In an accompanying editorial by The Lancet, the editors acknowledge that expansion of universal health coverage remains essential, but that without high quality health-care systems, universal care “will be an abstract and meaningless myth.”

The commission proposes several ways to address health system quality, starting with public accountability for and transparency on health system performance. 

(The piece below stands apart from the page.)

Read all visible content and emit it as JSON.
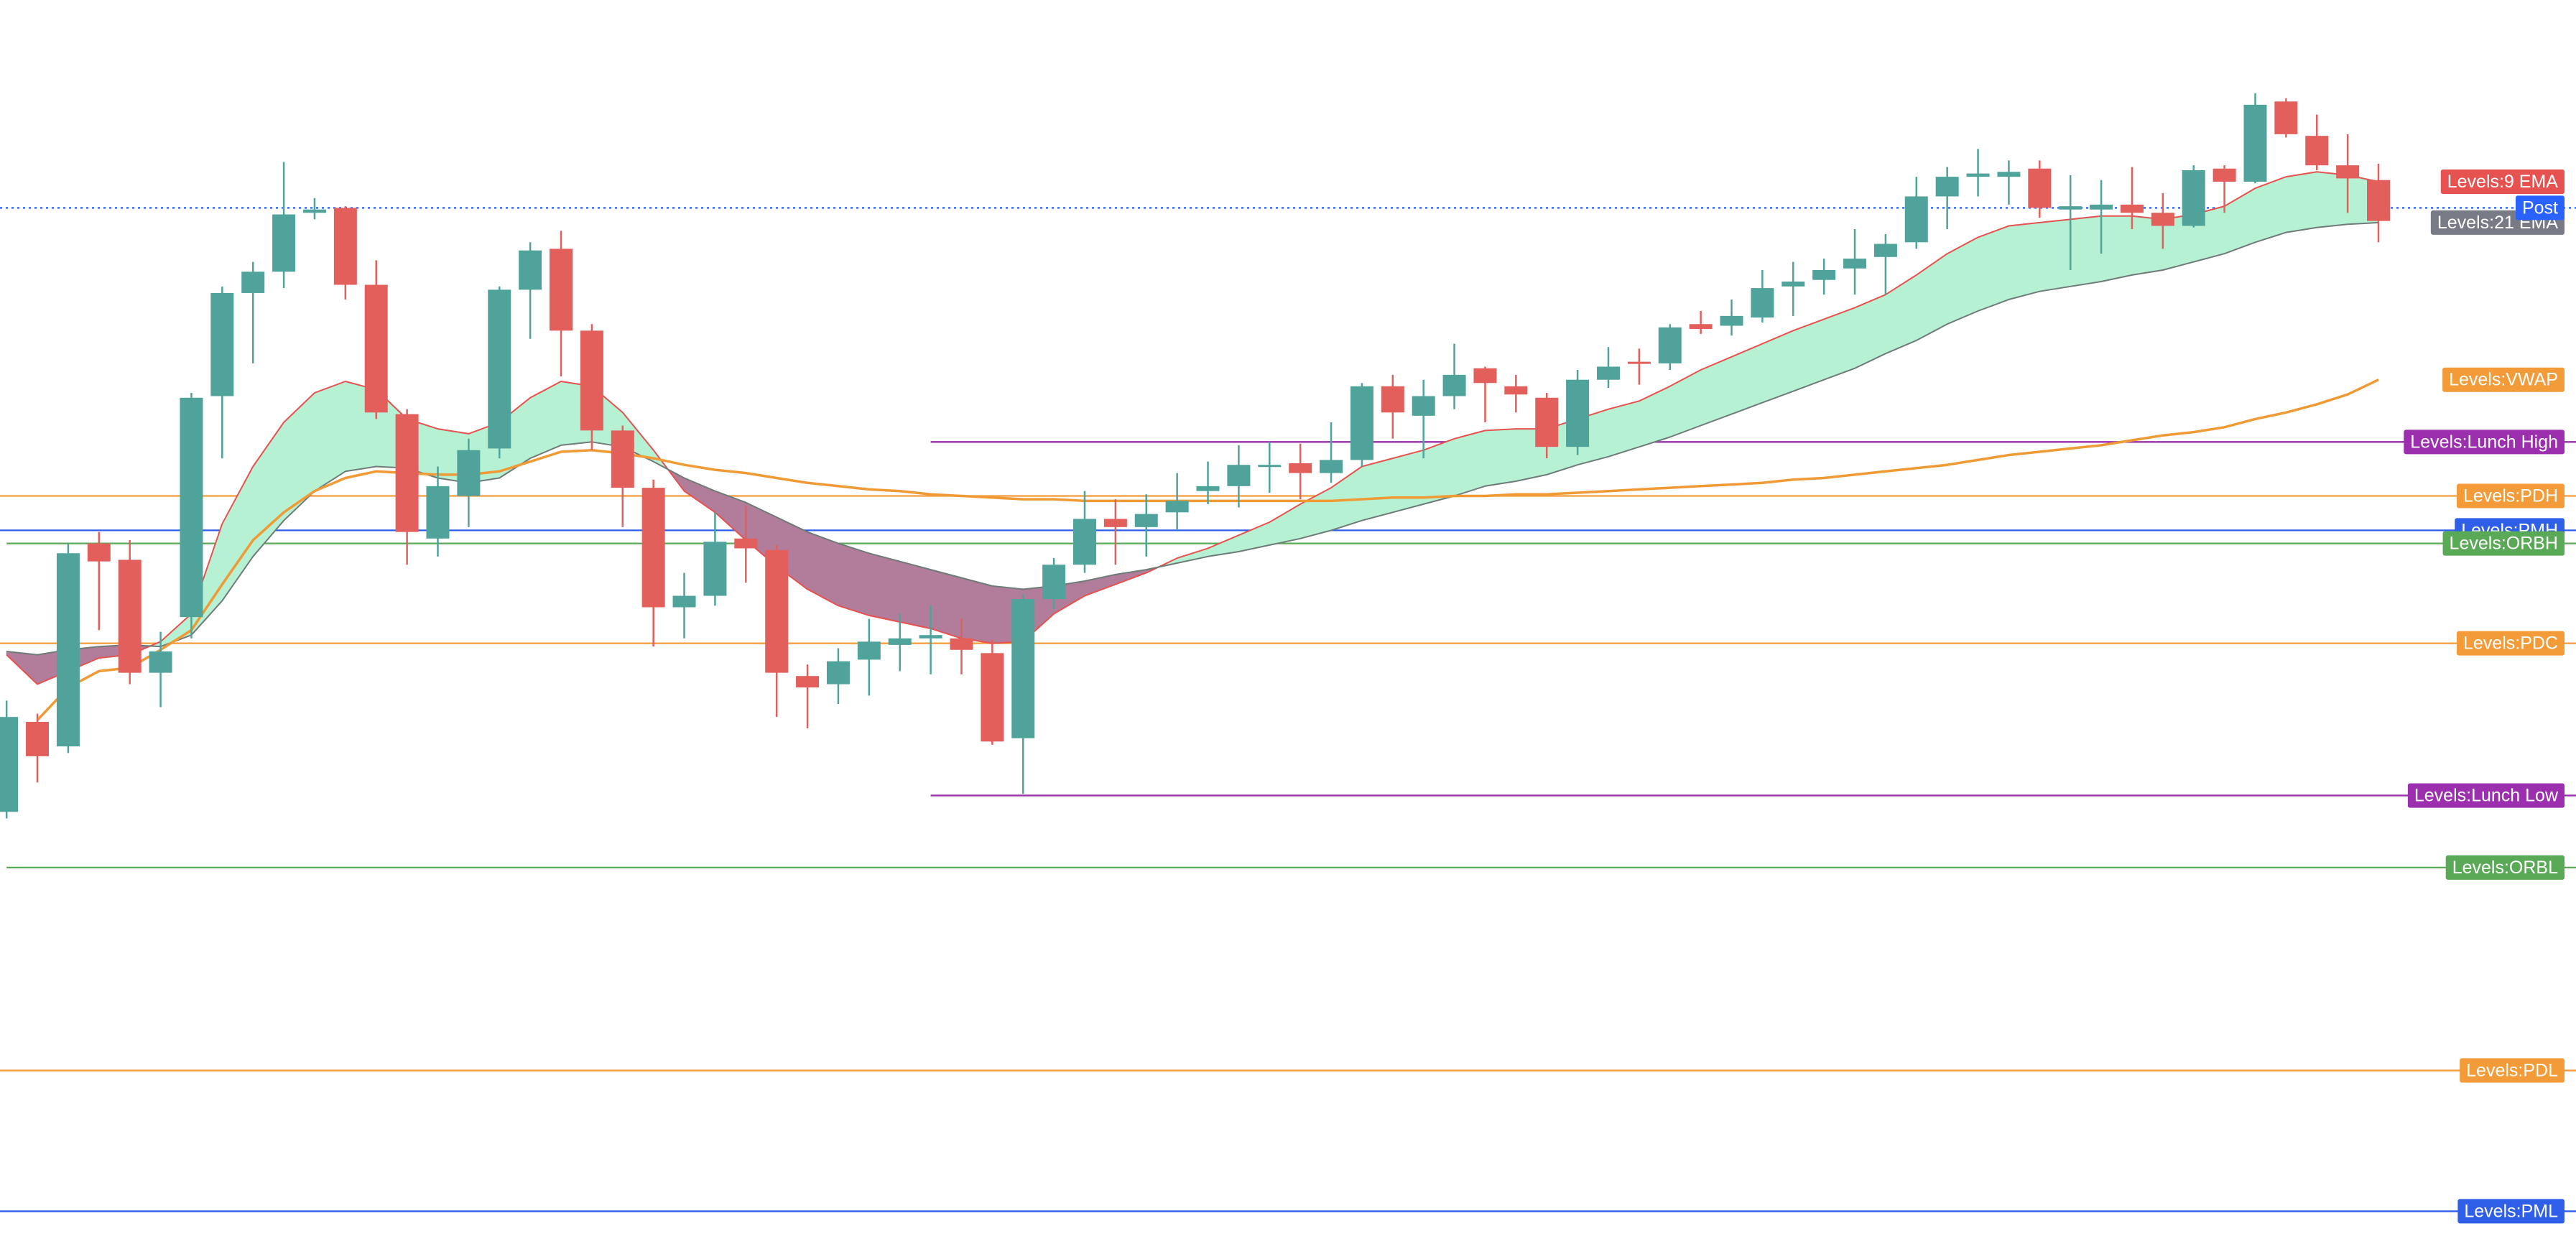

It found many current improvement approaches have had limited effects. Additionally, commonly used health system metrics, such as availability of medicines, equipment or the proportion of births with skilled attendants, do not reflect quality of care and might lead to false complacency about progress.

The commission calls for fewer, but better measurements of health systems quality, and proposes a dashboard of metrics that should be implemented in counties by 2021 to enable transparent measurement and reporting of quality care.

“The vast epidemic of low-quality care suggests there is no quick fix, and policymakers must commit to reforming the foundations of health care systems,” said Muhammad Pate, co-chair of the commission and former minister of state for health in Nigeria.

“This includes adopting a clear quality strategy, organizing services to maximize outcomes, not access alone, modernizing health-worker education, and enlisting the public in demanding better quality care,” Pate said.

“For too long, the global health discourse has been focused on improving access to care, without sufficient emphasis on high quality care,” he said. “Providing health services without guaranteeing a minimum level of quality is ineffective, wasteful and unethical.”